Às 17 horas, quando me levantei de um breve descanso, chegou a hospitaleira Ana que me cobrou 6 euros pelo pernoite, bem como carimbou minha credencial.

Estávamos em 8 peregrinos nesse dia no refúgio, todos procedentes da cidade de Cea.

O único que saiu de Ourense fora eu, e com aqueles com quem conversei, me disseram que deixariam o local ao redor das 8 horas no dia seguinte, pois pernoitariam no albergue de A Laxe.

Ou seja, caminhariam pouco mais de 18 quilômetros.

Eu, no entanto, pretendia sair mais cedo, pois minha meta era aportar à cidade de Silleda.

Então, quando a hospitaleira, me disse que havia quarto individual para alugar, logo me interessei, pois como não portava lanterna de cabeça, certamente teria dificuldades para me arrumar na manhã sequente, além de atrapalhar o sono dos companheiros.

O Albergue de Peregrinos, visto de frente.

Dessa forma, paguei mais 4 euros, e fiquei hospedado no piso inferior, próximo dos banheiros, num amplo quarto, onde havia uma cama de casal.

Providência que se mostrou fraterna, mas inócua, como abaixo explicarei.

Porquanto, mais tarde chegaram mais dois peregrinos e, ao cumprimentá-los, perguntei se eram espanhóis.

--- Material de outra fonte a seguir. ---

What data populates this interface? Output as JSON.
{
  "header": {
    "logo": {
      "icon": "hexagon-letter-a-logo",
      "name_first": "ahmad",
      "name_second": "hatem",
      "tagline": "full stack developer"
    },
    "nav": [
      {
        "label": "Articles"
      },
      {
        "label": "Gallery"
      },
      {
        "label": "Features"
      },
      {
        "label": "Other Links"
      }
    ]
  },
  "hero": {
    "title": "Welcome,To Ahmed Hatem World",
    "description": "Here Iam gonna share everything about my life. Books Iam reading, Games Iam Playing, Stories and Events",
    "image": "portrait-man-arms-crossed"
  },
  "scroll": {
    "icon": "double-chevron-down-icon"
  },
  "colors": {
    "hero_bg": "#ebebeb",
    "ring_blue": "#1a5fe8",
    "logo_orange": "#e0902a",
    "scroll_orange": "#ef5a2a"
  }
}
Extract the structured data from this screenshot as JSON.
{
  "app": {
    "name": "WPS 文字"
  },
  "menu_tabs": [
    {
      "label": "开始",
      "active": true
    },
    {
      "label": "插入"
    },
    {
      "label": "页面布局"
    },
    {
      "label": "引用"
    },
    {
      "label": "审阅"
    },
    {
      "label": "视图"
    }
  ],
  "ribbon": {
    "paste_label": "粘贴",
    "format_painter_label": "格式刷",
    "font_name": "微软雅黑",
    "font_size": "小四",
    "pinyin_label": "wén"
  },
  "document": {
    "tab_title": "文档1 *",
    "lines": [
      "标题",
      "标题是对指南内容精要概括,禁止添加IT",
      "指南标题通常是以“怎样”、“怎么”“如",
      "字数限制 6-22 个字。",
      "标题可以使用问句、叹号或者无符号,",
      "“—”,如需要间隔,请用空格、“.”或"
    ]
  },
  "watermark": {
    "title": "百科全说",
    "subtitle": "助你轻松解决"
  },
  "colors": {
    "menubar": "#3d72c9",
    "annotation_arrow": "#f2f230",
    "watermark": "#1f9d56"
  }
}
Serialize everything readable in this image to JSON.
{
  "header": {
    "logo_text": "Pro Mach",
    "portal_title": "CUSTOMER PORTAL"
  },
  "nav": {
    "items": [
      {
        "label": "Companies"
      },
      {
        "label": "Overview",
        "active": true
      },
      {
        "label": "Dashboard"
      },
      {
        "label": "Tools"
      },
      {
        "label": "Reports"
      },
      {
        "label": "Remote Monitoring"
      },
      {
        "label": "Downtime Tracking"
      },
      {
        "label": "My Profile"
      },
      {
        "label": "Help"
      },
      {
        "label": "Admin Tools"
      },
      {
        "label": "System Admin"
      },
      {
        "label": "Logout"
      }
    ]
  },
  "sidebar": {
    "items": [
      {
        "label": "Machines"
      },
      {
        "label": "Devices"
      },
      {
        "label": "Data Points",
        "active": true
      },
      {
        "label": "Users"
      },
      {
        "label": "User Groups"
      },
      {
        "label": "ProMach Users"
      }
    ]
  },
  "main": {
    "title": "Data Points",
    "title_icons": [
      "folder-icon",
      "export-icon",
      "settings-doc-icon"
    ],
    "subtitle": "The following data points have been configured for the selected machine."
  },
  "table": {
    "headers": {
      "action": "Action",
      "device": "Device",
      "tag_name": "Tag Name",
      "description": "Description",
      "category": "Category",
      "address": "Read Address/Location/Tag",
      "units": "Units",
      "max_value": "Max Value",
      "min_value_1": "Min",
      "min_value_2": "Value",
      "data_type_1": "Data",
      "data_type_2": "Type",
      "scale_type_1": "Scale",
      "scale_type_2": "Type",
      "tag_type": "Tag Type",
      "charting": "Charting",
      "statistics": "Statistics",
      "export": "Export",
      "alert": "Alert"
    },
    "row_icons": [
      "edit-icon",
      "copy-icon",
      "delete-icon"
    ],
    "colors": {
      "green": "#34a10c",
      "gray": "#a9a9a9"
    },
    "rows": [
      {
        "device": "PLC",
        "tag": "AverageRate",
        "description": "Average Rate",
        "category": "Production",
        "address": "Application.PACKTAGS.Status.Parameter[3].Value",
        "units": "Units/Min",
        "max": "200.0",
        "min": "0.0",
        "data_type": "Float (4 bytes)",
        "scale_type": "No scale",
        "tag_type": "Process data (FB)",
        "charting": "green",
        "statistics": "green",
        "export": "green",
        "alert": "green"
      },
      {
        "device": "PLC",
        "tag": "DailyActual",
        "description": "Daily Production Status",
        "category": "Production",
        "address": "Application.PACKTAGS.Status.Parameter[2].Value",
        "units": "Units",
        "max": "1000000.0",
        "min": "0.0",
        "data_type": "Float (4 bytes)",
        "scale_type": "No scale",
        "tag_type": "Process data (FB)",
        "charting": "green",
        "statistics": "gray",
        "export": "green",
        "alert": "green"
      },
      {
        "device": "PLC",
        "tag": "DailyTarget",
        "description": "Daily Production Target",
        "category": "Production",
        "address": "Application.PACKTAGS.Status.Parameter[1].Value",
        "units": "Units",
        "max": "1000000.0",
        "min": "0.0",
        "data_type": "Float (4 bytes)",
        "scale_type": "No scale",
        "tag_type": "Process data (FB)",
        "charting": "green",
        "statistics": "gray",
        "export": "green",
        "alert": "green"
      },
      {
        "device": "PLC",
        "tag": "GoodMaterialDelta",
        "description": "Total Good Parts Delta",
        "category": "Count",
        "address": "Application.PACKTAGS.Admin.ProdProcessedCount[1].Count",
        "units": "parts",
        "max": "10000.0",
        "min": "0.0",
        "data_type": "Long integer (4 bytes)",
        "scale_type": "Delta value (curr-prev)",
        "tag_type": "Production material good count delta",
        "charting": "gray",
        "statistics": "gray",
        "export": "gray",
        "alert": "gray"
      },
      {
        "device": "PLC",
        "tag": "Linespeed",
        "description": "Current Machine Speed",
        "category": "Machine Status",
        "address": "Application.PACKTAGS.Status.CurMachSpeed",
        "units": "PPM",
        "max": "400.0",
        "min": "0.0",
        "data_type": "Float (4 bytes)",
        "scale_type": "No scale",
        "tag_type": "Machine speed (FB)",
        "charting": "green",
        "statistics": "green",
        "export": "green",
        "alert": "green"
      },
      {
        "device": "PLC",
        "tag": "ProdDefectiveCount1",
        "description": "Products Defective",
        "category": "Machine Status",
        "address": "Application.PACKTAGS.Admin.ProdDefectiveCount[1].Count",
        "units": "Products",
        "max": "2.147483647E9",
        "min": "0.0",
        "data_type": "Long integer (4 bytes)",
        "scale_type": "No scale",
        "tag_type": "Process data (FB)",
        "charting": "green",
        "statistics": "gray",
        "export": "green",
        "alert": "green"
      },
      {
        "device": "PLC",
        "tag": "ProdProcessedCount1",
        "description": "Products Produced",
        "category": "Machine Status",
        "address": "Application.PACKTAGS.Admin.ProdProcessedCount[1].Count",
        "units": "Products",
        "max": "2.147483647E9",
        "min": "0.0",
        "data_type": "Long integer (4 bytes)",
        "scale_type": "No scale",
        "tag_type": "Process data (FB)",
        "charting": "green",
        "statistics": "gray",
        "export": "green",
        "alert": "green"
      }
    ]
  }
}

Sorrindo me disseram que não, eram Catalães, de Barcelona.

Nuvens negras no céu, prenúncio de muita chuva, como de fato aconteceu.

Iniciamos, então, gostoso papo e, à noite, acabei por estreitar a amizade com os simpáticos Paco e Carlos, dividindo uma garrafa de vinho no bar Fraga, situado próximo dali.

Mais tarde, quando retornava ao local de pernoite, percebi que o tempo mudara drasticamente, quando principiou a cair uma forte pancada de chuva, que se prolongou noite a dentro.

Bebericando um vinho no bar Fraga, em Castro Dusón.

IMPRESSÃO PESSOAL: Uma jornada de razoável extensão, bastante cansativa, pois apresenta grande variação de altimetria, mormente em seu trecho final. Mas, que transcorre por locais de incomensurável beleza. E, diferentemente das etapas anteriores, essa estava muito bem sinalizada. Depois, o reencontro com outros peregrinos fez um bem enorme à minha alma.